Satır aralarından çıkaracağımız bilgiler ise şöyle özetlenebilir: İsrail, Ankara'nın Orta Doğu'da
baskın bir aktör olma yolunda ilerlediğini sezinliyor ve bunun geçici bir heves olmadığının farkında. Daha önce ortak sorunlar üzerinden ilişkiler kurmaya alışmış iki ülkenin bundan sonra ancak rasyonel bir dış
politika konseptinde bir araya gelebileceği görülüyor. Bu noktada Başbakan Erdoğan'ın
Amerika ziyareti esnasında adlarını vermeksizin serzenişte bulunduğu birkaç araştırma merkezi ve lobinin Ankara ile Tel Aviv arasındaki ilişkilere mevcut tutumları ile olumlu katkılarda bulunamayacağını ifade etmemiz gerekiyor.
Aynı şekilde Türkiye'de sadece silahlı kuvvetlerle iyi geçinerek ikili ilişkilerin bir yerlere taşınması da Türk-İsrail ilişkilerinin üzerine oturtabileceği yegâne dayanak noktası olamaz. Satır arası kalan yorumlardan çıkarabileceğimiz bir başka önemli gelişme ise Türkiye'nin bölgede oynadığı arabuluculuk rolü üzerine.
İsrail'in hâlihazırda Filistinli yetkililerle barış görüşmesi yapması imkân dâhilinde değil. Uluslararası arenada baskı altında olan Tel Aviv, barış adına birtakım adımlar atmak zorunda. Bu noktada İsrail'in karşısında duran tek adres ise Suriye. İsrail Başbakanı Netanyahu'nun ‘Suriye ile ancak Fransa arabuluculuğunda görüşebilirim' mesajı daha çok iç politik kaygılarla verilmiş bir demeç olarak yorumlanıyor, “Suriye'nin arabulucu olarak Fransa'yı kabul etmeyeceğini çok iyi bilen Netanyahu bir taşla iki kuş vurmanın peşinde mi?” sorusunu akla getiriyor. Suriye'nin talebi ile Türkiye'nin tekrar arabulucu görevine soyunması, Tel Aviv ile Ankara arasında durma noktasına gelen ilişkileri hareketlendirebilir.

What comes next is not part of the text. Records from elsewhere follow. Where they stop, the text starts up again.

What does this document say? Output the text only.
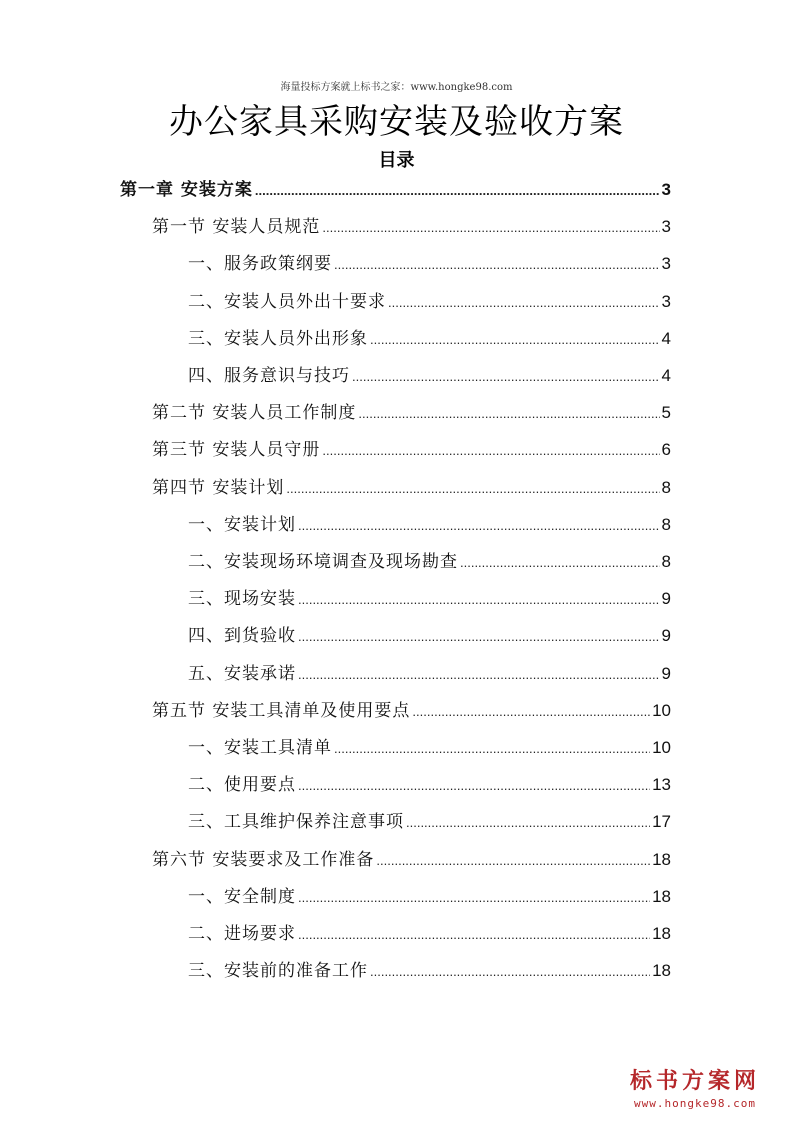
海量投标方案就上标书之家：www.hongke98.com
办公家具采购安装及验收方案
目录
第一章 安装方案 .....	3
第一节 安装人员规范 .....	3
一、服务政策纲要 .....	3
二、安装人员外出十要求 .....	3
三、安装人员外出形象 .....	4
四、服务意识与技巧 .....	4
第二节 安装人员工作制度 .....	5
第三节 安装人员守册 .....	6
第四节 安装计划 .....	8
一、安装计划 .....	8
二、安装现场环境调查及现场勘查 .....	8
三、现场安装 .....	9
四、到货验收 .....	9
五、安装承诺 .....	9
第五节 安装工具清单及使用要点 .....	10
一、安装工具清单 .....	10
二、使用要点 .....	13
三、工具维护保养注意事项 .....	17
第六节 安装要求及工作准备 .....	18
一、安全制度 .....	18
二、进场要求 .....	18
三、安装前的准备工作 .....	18
标书方案网
www.hongke98.com
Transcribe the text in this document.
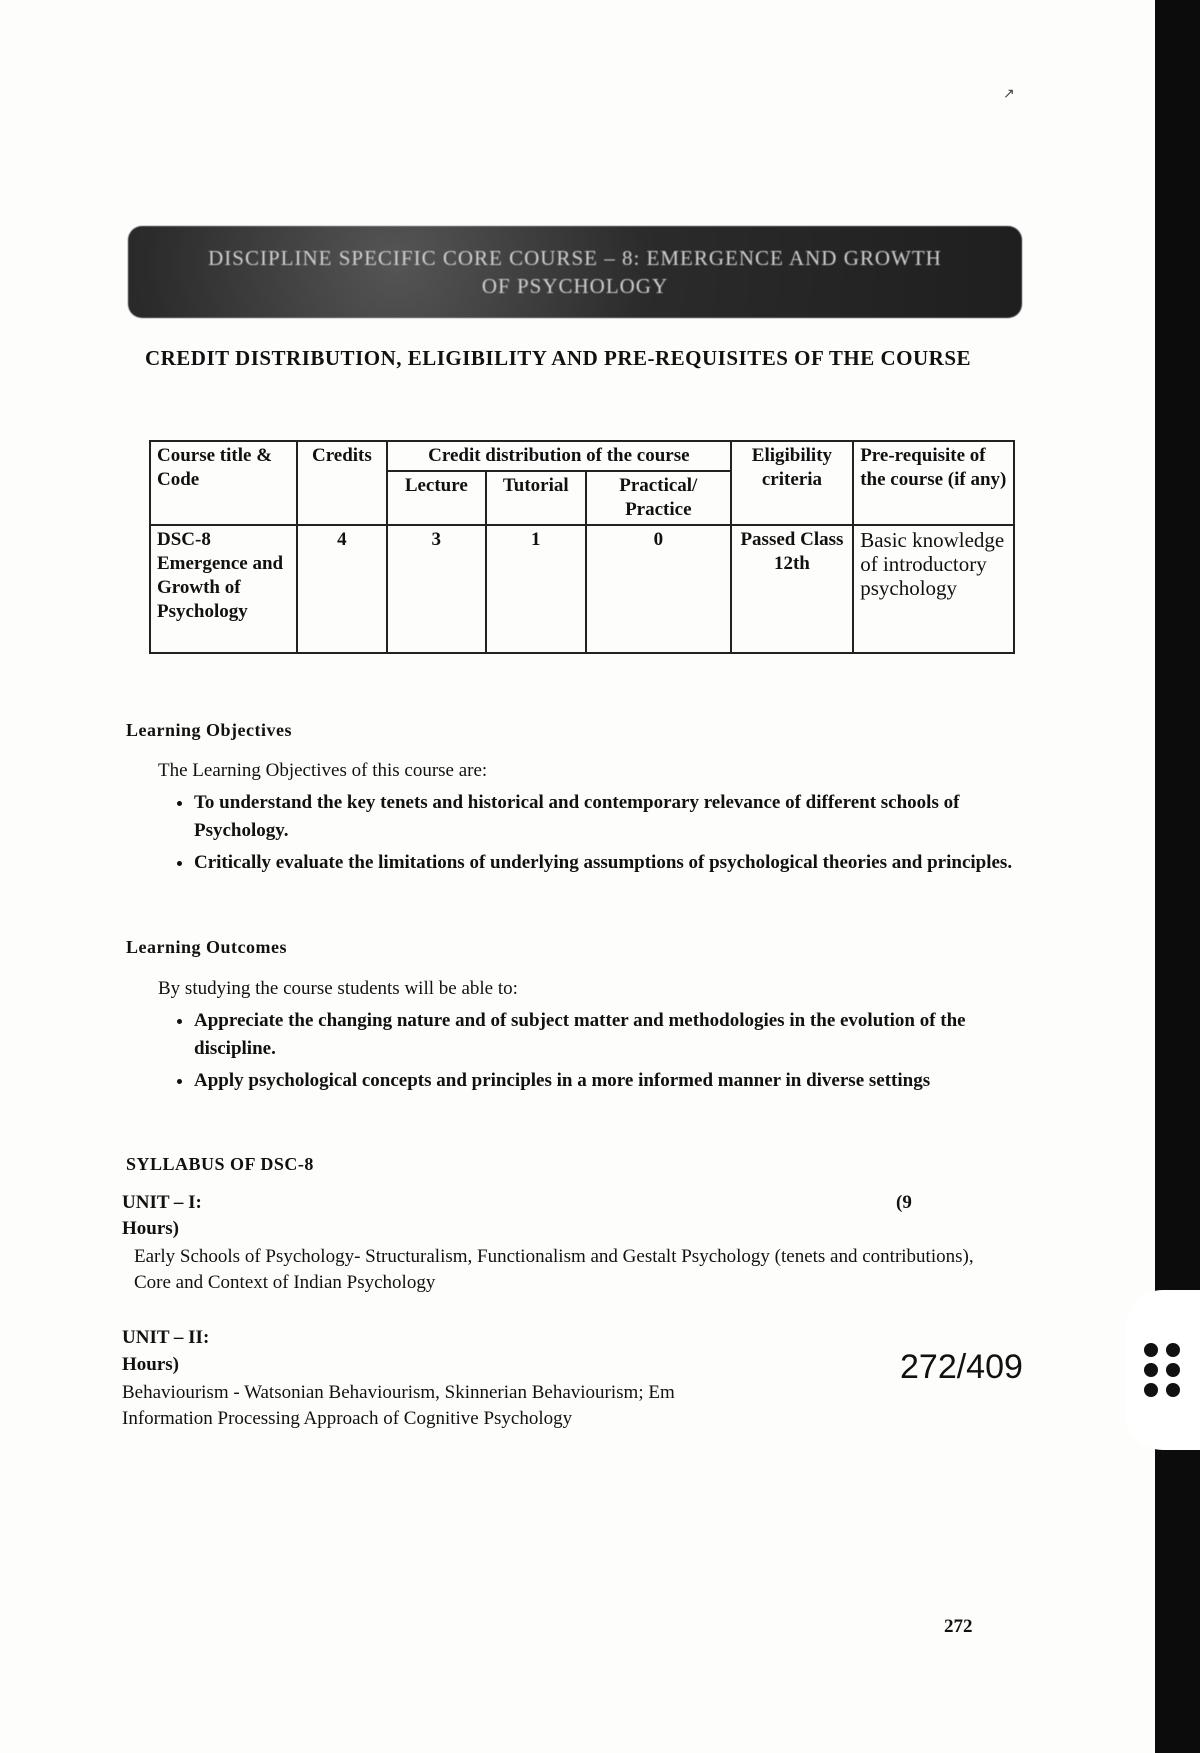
↗
DISCIPLINE SPECIFIC CORE COURSE – 8: EMERGENCE AND GROWTH
OF PSYCHOLOGY
CREDIT DISTRIBUTION, ELIGIBILITY AND PRE-REQUISITES OF THE COURSE
Course title & Code	Credits	Credit distribution of the course			Eligibility criteria	Pre-requisite of the course (if any)
		Lecture	Tutorial	Practical/ Practice		
DSC-8 Emergence and Growth of Psychology	4	3	1	0	Passed Class 12th	Basic knowledge of introductory psychology
Learning Objectives
The Learning Objectives of this course are:
• To understand the key tenets and historical and contemporary relevance of different schools of Psychology.
• Critically evaluate the limitations of underlying assumptions of psychological theories and principles.
Learning Outcomes
By studying the course students will be able to:
• Appreciate the changing nature and of subject matter and methodologies in the evolution of the discipline.
• Apply psychological concepts and principles in a more informed manner in diverse settings
SYLLABUS OF DSC-8
UNIT – I:	(9
Hours)
Early Schools of Psychology- Structuralism, Functionalism and Gestalt Psychology (tenets and contributions), Core and Context of Indian Psychology
UNIT – II:
Hours)
Behaviourism - Watsonian Behaviourism, Skinnerian Behaviourism; Em
Information Processing Approach of Cognitive Psychology
272
272/409
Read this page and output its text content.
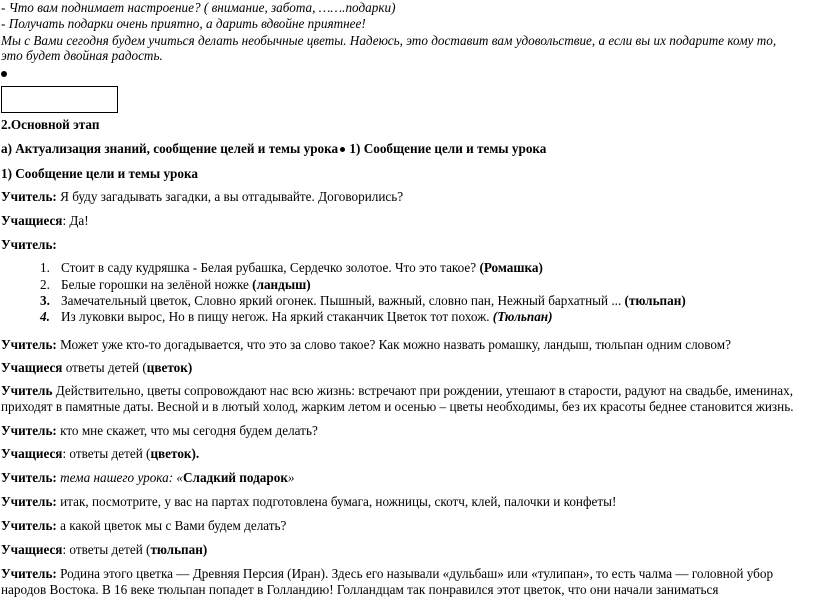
- Что вам поднимает настроение? ( внимание, забота, …….подарки)
- Получать подарки очень приятно, а дарить вдвойне приятнее!
Мы с Вами сегодня будем учиться делать необычные цветы. Надеюсь, это доставит вам удовольствие, а если вы их подарите кому то,
это будет двойная радость.
2.Основной этап
а) Актуализация знаний, сообщение целей и темы урока 1) Сообщение цели и темы урока
1) Сообщение цели и темы урока
Учитель: Я буду загадывать загадки, а вы отгадывайте. Договорились?
Учащиеся: Да!
Учитель:
1. Стоит в саду кудряшка - Белая рубашка, Сердечко золотое. Что это такое? (Ромашка)
2. Белые горошки на зелёной ножке (ландыш)
3. Замечательный цветок, Словно яркий огонек. Пышный, важный, словно пан, Нежный бархатный ... (тюльпан)
4. Из луковки вырос, Но в пищу негож. На яркий стаканчик Цветок тот похож. (Тюльпан)
Учитель: Может уже кто-то догадывается, что это за слово такое? Как можно назвать ромашку, ландыш, тюльпан одним словом?
Учащиеся ответы детей (цветок)
Учитель Действительно, цветы сопровождают нас всю жизнь: встречают при рождении, утешают в старости, радуют на свадьбе, именинах,
приходят в памятные даты. Весной и в лютый холод, жарким летом и осенью – цветы необходимы, без их красоты беднее становится жизнь.
Учитель: кто мне скажет, что мы сегодня будем делать?
Учащиеся: ответы детей (цветок).
Учитель: тема нашего урока: «Сладкий подарок»
Учитель: итак, посмотрите, у вас на партах подготовлена бумага, ножницы, скотч, клей, палочки и конфеты!
Учитель: а какой цветок мы с Вами будем делать?
Учащиеся: ответы детей (тюльпан)
Учитель: Родина этого цветка — Древняя Персия (Иран). Здесь его называли «дульбаш» или «тулипан», то есть чалма — головной убор
народов Востока. В 16 веке тюльпан попадет в Голландию! Голландцам так понравился этот цветок, что они начали заниматься
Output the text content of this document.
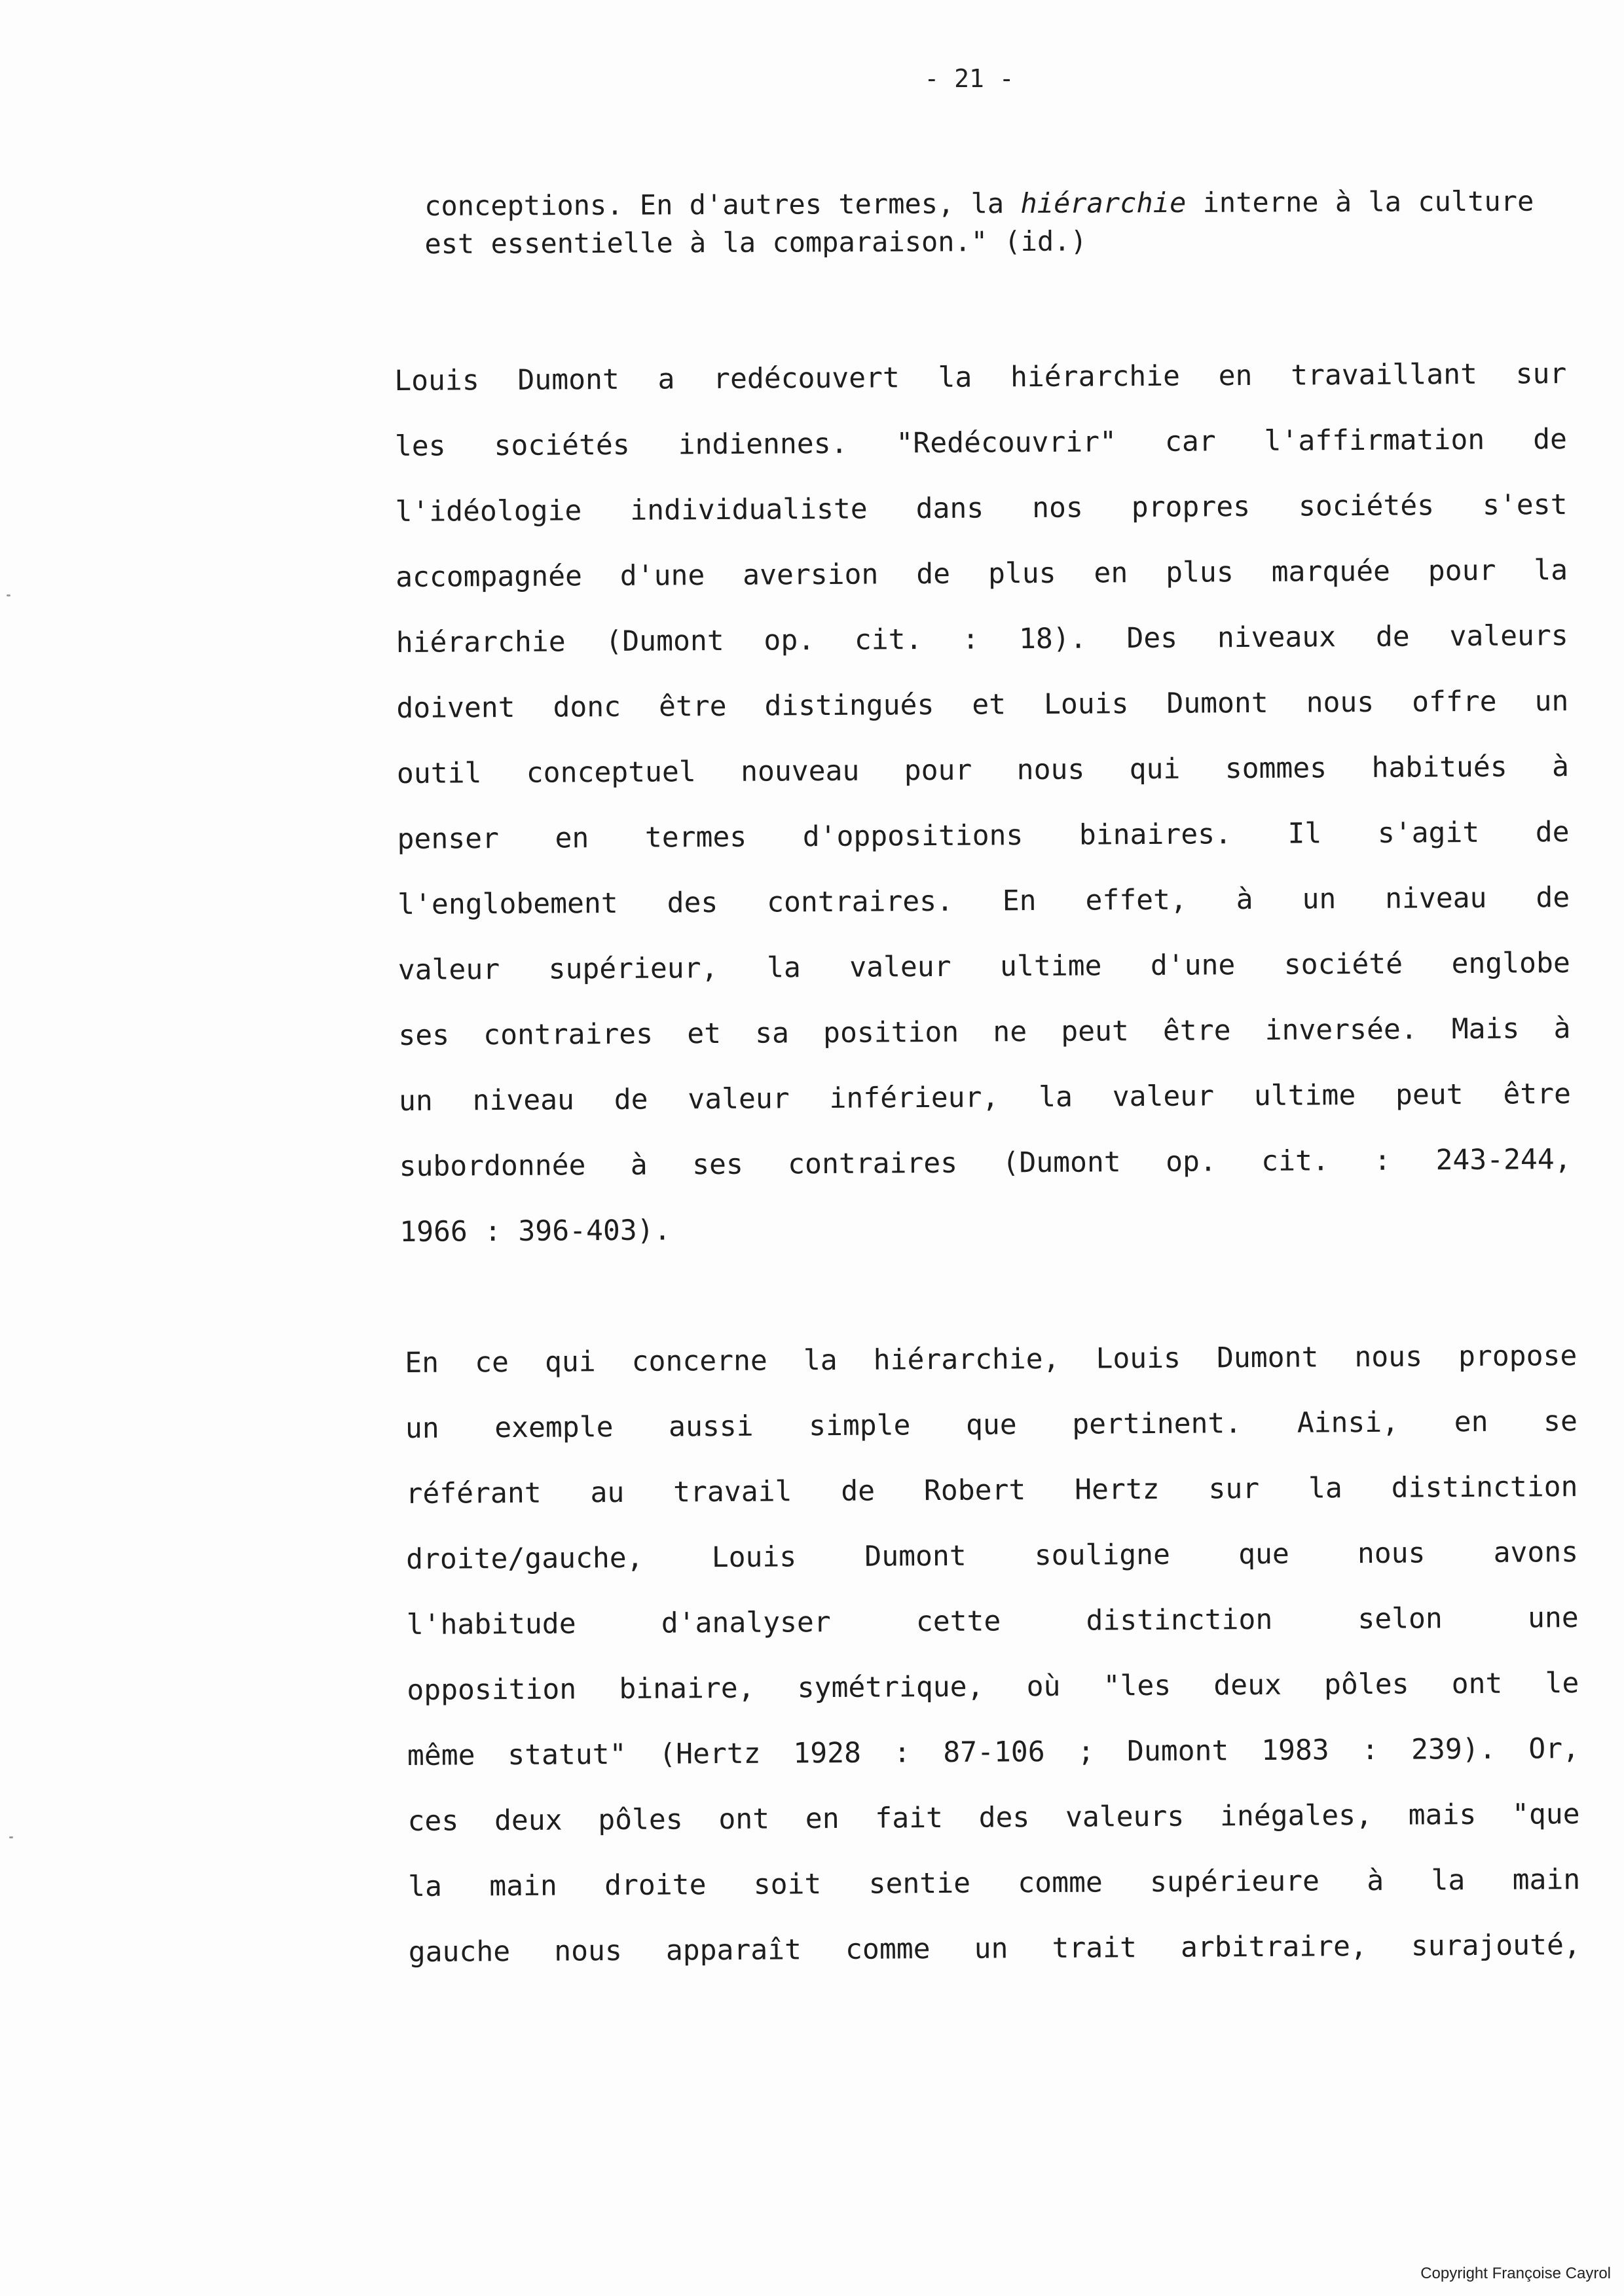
- 21 -
conceptions. En d'autres termes, la hiérarchie interne à la culture
est essentielle à la comparaison." (id.)
Louis Dumont a redécouvert la hiérarchie en travaillant sur
les sociétés indiennes. "Redécouvrir" car l'affirmation de
l'idéologie individualiste dans nos propres sociétés s'est
accompagnée d'une aversion de plus en plus marquée pour la
hiérarchie (Dumont op. cit. : 18). Des niveaux de valeurs
doivent donc être distingués et Louis Dumont nous offre un
outil conceptuel nouveau pour nous qui sommes habitués à
penser en termes d'oppositions binaires. Il s'agit de
l'englobement des contraires. En effet, à un niveau de
valeur supérieur, la valeur ultime d'une société englobe
ses contraires et sa position ne peut être inversée. Mais à
un niveau de valeur inférieur, la valeur ultime peut être
subordonnée à ses contraires (Dumont op. cit. : 243-244,
1966 : 396-403).
En ce qui concerne la hiérarchie, Louis Dumont nous propose
un exemple aussi simple que pertinent. Ainsi, en se
référant au travail de Robert Hertz sur la distinction
droite/gauche, Louis Dumont souligne que nous avons
l'habitude d'analyser cette distinction selon une
opposition binaire, symétrique, où "les deux pôles ont le
même statut" (Hertz 1928 : 87-106 ; Dumont 1983 : 239). Or,
ces deux pôles ont en fait des valeurs inégales, mais "que
la main droite soit sentie comme supérieure à la main
gauche nous apparaît comme un trait arbitraire, surajouté,
Copyright Françoise Cayrol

İkili ilişkilerin çok daha sağlıklı gelişebilmesi için İsrail'in Türkiye ve
dış politikasındaki değişimi iyi anlaması gerekiyor. Orta Doğu'da herkesin güvenebileceği bir aktör olmaya çalışan Türkiye'nin bu konumu en çok Ankara ile çok yakın ilişkiler kurabilen İsrail'in işine yarayacaktır. Orta Doğu'da özellikle
Irak savaşı sonrasında çok büyük bir
imaj kaybına uğrayan Batılı ülkelerin evrensel değerlerini, bölgede Ankara temsil edebilir.
Türkiye açısından baktığımızda İsrail'in görünen tüm somut maddi şartları ve stratejik gücü haricinde Ankara'nın gözden kaçırmaması gereken çok önemli özelliği bu ülkenin demokrasisidir. Ankara daha demokratik, müreffeh ve dünyaya açık bir Orta Doğu hayal ediyorsa, İsrail'in demokrasisinden istifade edebilir. Tek şart, İsrail'in de Türkiye ile birlikte aynı rüyayı görmesi ve bunu hayra yorması. Görünen o ki Ankara-Tel Aviv hattındaki sessizlik ancak farklı eksende kurulacak yeni bir birliktelikle bozulabilir. Bakalım, bu yeni ekseni hangi şartlar belirleyecek?